NEW YORK: Disgraced Hollywood producer Harvey Weinstein has reached a provisional $44 million settlement with alleged victims and creditors, the Wall Street Journal reported on Thursday.
The deal, which has not yet been signed, aims to cover all civil proceedings filed against the fallen Hollywood mogul, including those in Canada and the United Kingdom.
Weinstein’s spokesperson denied to comment.
The settlement does not exempt Weinstein from the criminal proceedings brought against him for sexual assault, for which he will go on trial in September.
Weinstein — a catalyst for the #MeToo anti-harassment movement — has been charged over the alleged assaults of two women and faces life in prison if he is convicted at the trial, which could last five weeks.

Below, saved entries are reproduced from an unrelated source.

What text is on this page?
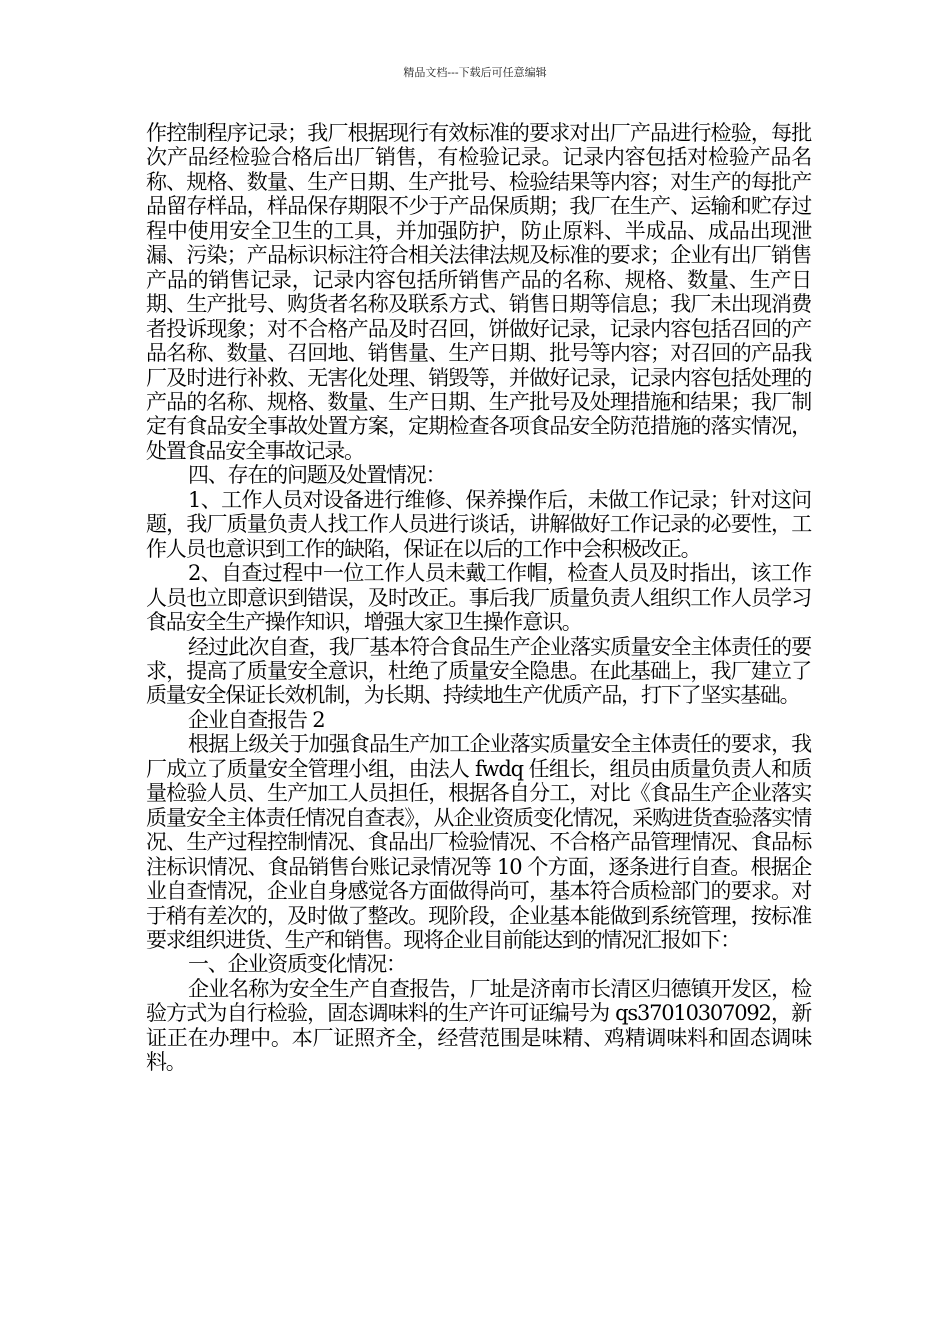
精品文档---下载后可任意编辑

作控制程序记录；我厂根据现行有效标准的要求对出厂产品进行检验，每批次产品经检验合格后出厂销售，有检验记录。记录内容包括对检验产品名称、规格、数量、生产日期、生产批号、检验结果等内容；对生产的每批产品留存样品，样品保存期限不少于产品保质期；我厂在生产、运输和贮存过程中使用安全卫生的工具，并加强防护，防止原料、半成品、成品出现泄漏、污染；产品标识标注符合相关法律法规及标准的要求；企业有出厂销售产品的销售记录，记录内容包括所销售产品的名称、规格、数量、生产日期、生产批号、购货者名称及联系方式、销售日期等信息；我厂未出现消费者投诉现象；对不合格产品及时召回，饼做好记录，记录内容包括召回的产品名称、数量、召回地、销售量、生产日期、批号等内容；对召回的产品我厂及时进行补救、无害化处理、销毁等，并做好记录，记录内容包括处理的产品的名称、规格、数量、生产日期、生产批号及处理措施和结果；我厂制定有食品安全事故处置方案，定期检查各项食品安全防范措施的落实情况，处置食品安全事故记录。

四、存在的问题及处置情况：

1、工作人员对设备进行维修、保养操作后，未做工作记录；针对这问题，我厂质量负责人找工作人员进行谈话，讲解做好工作记录的必要性，工作人员也意识到工作的缺陷，保证在以后的工作中会积极改正。

2、自查过程中一位工作人员未戴工作帽，检查人员及时指出，该工作人员也立即意识到错误，及时改正。事后我厂质量负责人组织工作人员学习食品安全生产操作知识，增强大家卫生操作意识。

经过此次自查，我厂基本符合食品生产企业落实质量安全主体责任的要求，提高了质量安全意识，杜绝了质量安全隐患。在此基础上，我厂建立了质量安全保证长效机制，为长期、持续地生产优质产品，打下了坚实基础。

企业自查报告 2

根据上级关于加强食品生产加工企业落实质量安全主体责任的要求，我厂成立了质量安全管理小组，由法人 fwdq 任组长，组员由质量负责人和质量检验人员、生产加工人员担任，根据各自分工，对比《食品生产企业落实质量安全主体责任情况自查表》，从企业资质变化情况，采购进货查验落实情况、生产过程控制情况、食品出厂检验情况、不合格产品管理情况、食品标注标识情况、食品销售台账记录情况等 10 个方面，逐条进行自查。根据企业自查情况，企业自身感觉各方面做得尚可，基本符合质检部门的要求。对于稍有差次的，及时做了整改。现阶段，企业基本能做到系统管理，按标准要求组织进货、生产和销售。现将企业目前能达到的情况汇报如下：

一、企业资质变化情况：

企业名称为安全生产自查报告，厂址是济南市长清区归德镇开发区，检验方式为自行检验，固态调味料的生产许可证编号为 qs37010307092，新证正在办理中。本厂证照齐全，经营范围是味精、鸡精调味料和固态调味料。
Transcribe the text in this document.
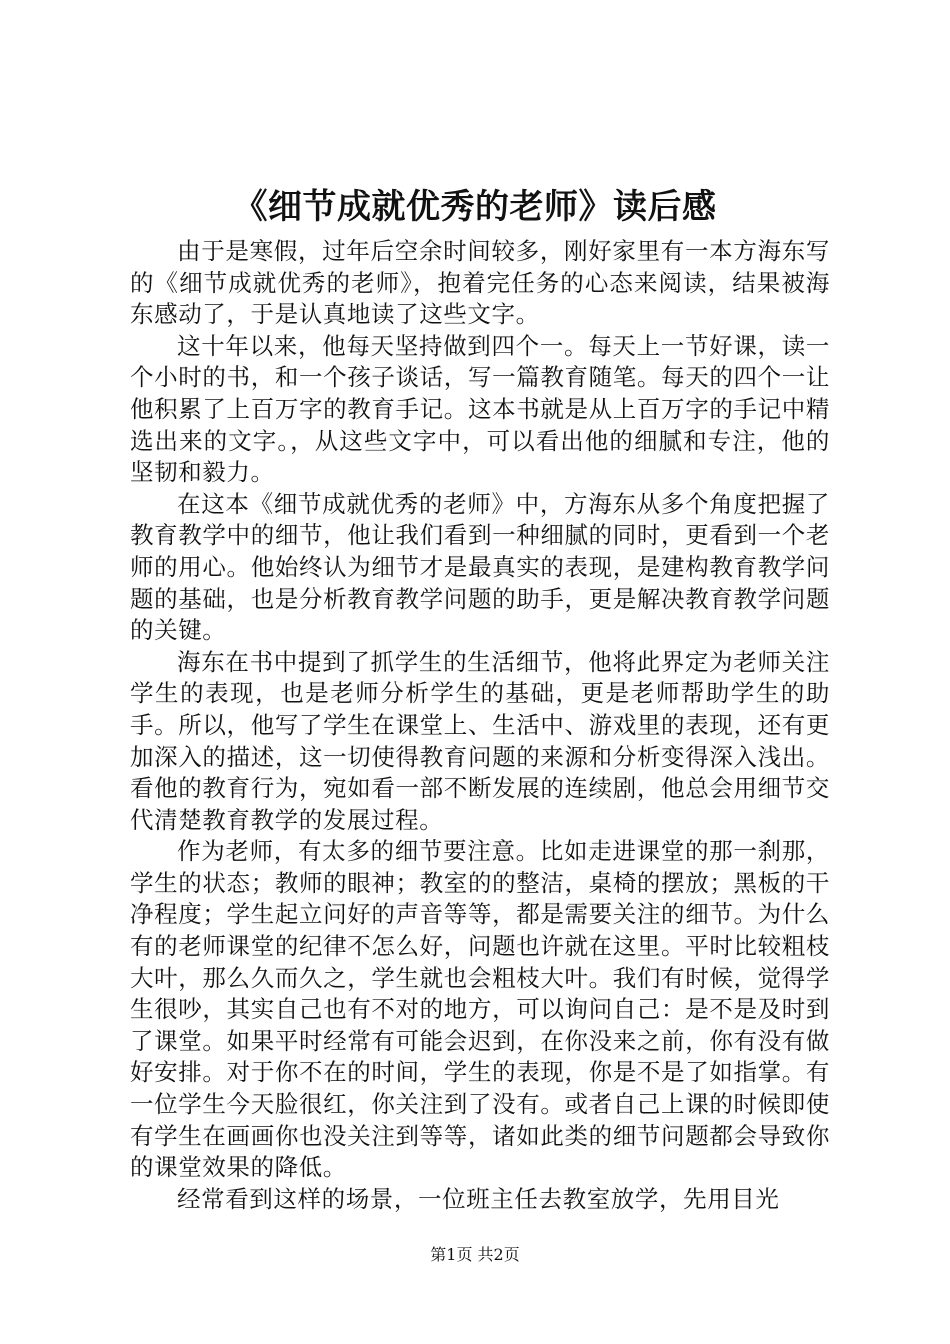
《细节成就优秀的老师》读后感

由于是寒假，过年后空余时间较多，刚好家里有一本方海东写的《细节成就优秀的老师》，抱着完任务的心态来阅读，结果被海东感动了，于是认真地读了这些文字。

这十年以来，他每天坚持做到四个一。每天上一节好课，读一个小时的书，和一个孩子谈话，写一篇教育随笔。每天的四个一让他积累了上百万字的教育手记。这本书就是从上百万字的手记中精选出来的文字。，从这些文字中，可以看出他的细腻和专注，他的坚韧和毅力。

在这本《细节成就优秀的老师》中，方海东从多个角度把握了教育教学中的细节，他让我们看到一种细腻的同时，更看到一个老师的用心。他始终认为细节才是最真实的表现，是建构教育教学问题的基础，也是分析教育教学问题的助手，更是解决教育教学问题的关键。

海东在书中提到了抓学生的生活细节，他将此界定为老师关注学生的表现，也是老师分析学生的基础，更是老师帮助学生的助手。所以，他写了学生在课堂上、生活中、游戏里的表现，还有更加深入的描述，这一切使得教育问题的来源和分析变得深入浅出。看他的教育行为，宛如看一部不断发展的连续剧，他总会用细节交代清楚教育教学的发展过程。

作为老师，有太多的细节要注意。比如走进课堂的那一刹那，学生的状态；教师的眼神；教室的的整洁，桌椅的摆放；黑板的干净程度；学生起立问好的声音等等，都是需要关注的细节。为什么有的老师课堂的纪律不怎么好，问题也许就在这里。平时比较粗枝大叶，那么久而久之，学生就也会粗枝大叶。我们有时候，觉得学生很吵，其实自己也有不对的地方，可以询问自己：是不是及时到了课堂。如果平时经常有可能会迟到，在你没来之前，你有没有做好安排。对于你不在的时间，学生的表现，你是不是了如指掌。有一位学生今天脸很红，你关注到了没有。或者自己上课的时候即使有学生在画画你也没关注到等等，诸如此类的细节问题都会导致你的课堂效果的降低。

经常看到这样的场景，一位班主任去教室放学，先用目光

第1页 共2页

In addition to the alleged victims and creditors, the settlement covers the proceedings started by former New York state attorney general Eric Schneiderman, who has been succeeded by Letitia James.

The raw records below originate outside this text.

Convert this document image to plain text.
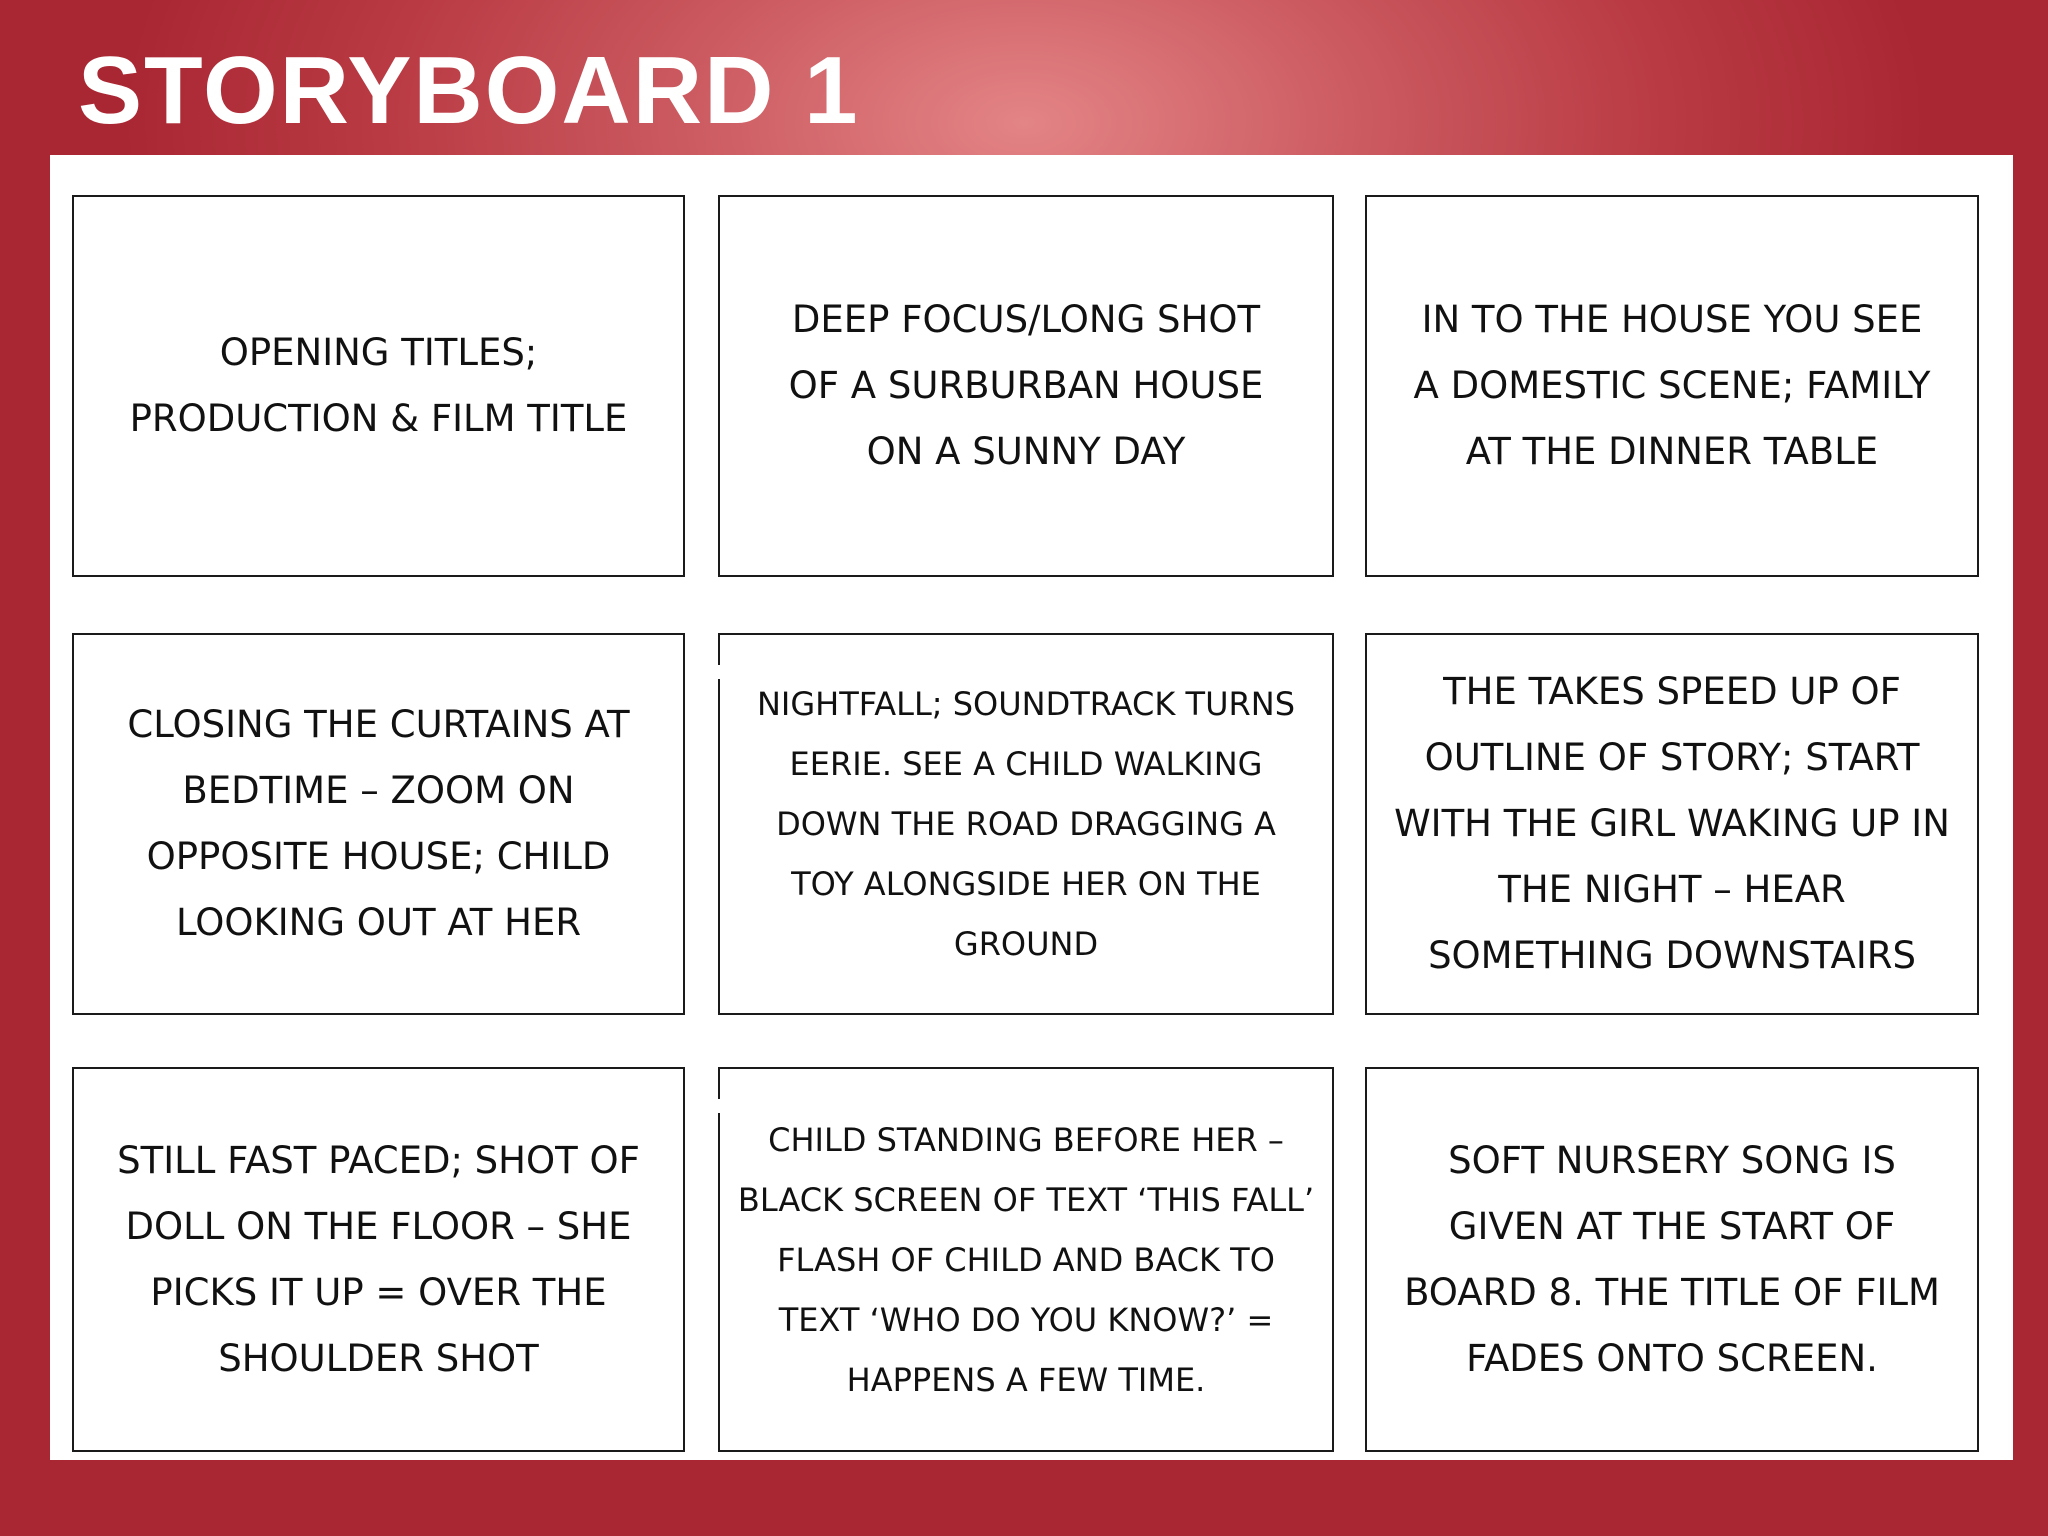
STORYBOARD 1
OPENING TITLES; PRODUCTION & FILM TITLE
DEEP FOCUS/LONG SHOT OF A SURBURBAN HOUSE ON A SUNNY DAY
IN TO THE HOUSE YOU SEE A DOMESTIC SCENE; FAMILY AT THE DINNER TABLE
CLOSING THE CURTAINS AT BEDTIME – ZOOM ON OPPOSITE HOUSE; CHILD LOOKING OUT AT HER
NIGHTFALL; SOUNDTRACK TURNS EERIE. SEE A CHILD WALKING DOWN THE ROAD DRAGGING A TOY ALONGSIDE HER ON THE GROUND
THE TAKES SPEED UP OF OUTLINE OF STORY; START WITH THE GIRL WAKING UP IN THE NIGHT – HEAR SOMETHING DOWNSTAIRS
STILL FAST PACED; SHOT OF DOLL ON THE FLOOR – SHE PICKS IT UP = OVER THE SHOULDER SHOT
CHILD STANDING BEFORE HER – BLACK SCREEN OF TEXT ‘THIS FALL’ FLASH OF CHILD AND BACK TO TEXT ‘WHO DO YOU KNOW?’ = HAPPENS A FEW TIME.
SOFT NURSERY SONG IS GIVEN AT THE START OF BOARD 8. THE TITLE OF FILM FADES ONTO SCREEN.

The proceedings aim specifically to guarantee the alleged victims will be compensated.
James’s spokesperson also declined to comment.
The settlement amount will be paid out by insurance agencies, the Journal reported, several of which count The Weinstein Company, the production company Weinstein co-founded, among their clients.
Since October 2017, Weinstein — one of the most powerful men in Hollywood before a cascade of sexual misconduct allegations precipitated his downfall — has been accused of sexual harassment and assault by more than 80 women.
Among his accusers are prominent actresses such as Ashley Judd, Angelina Jolie and Salma Hayek.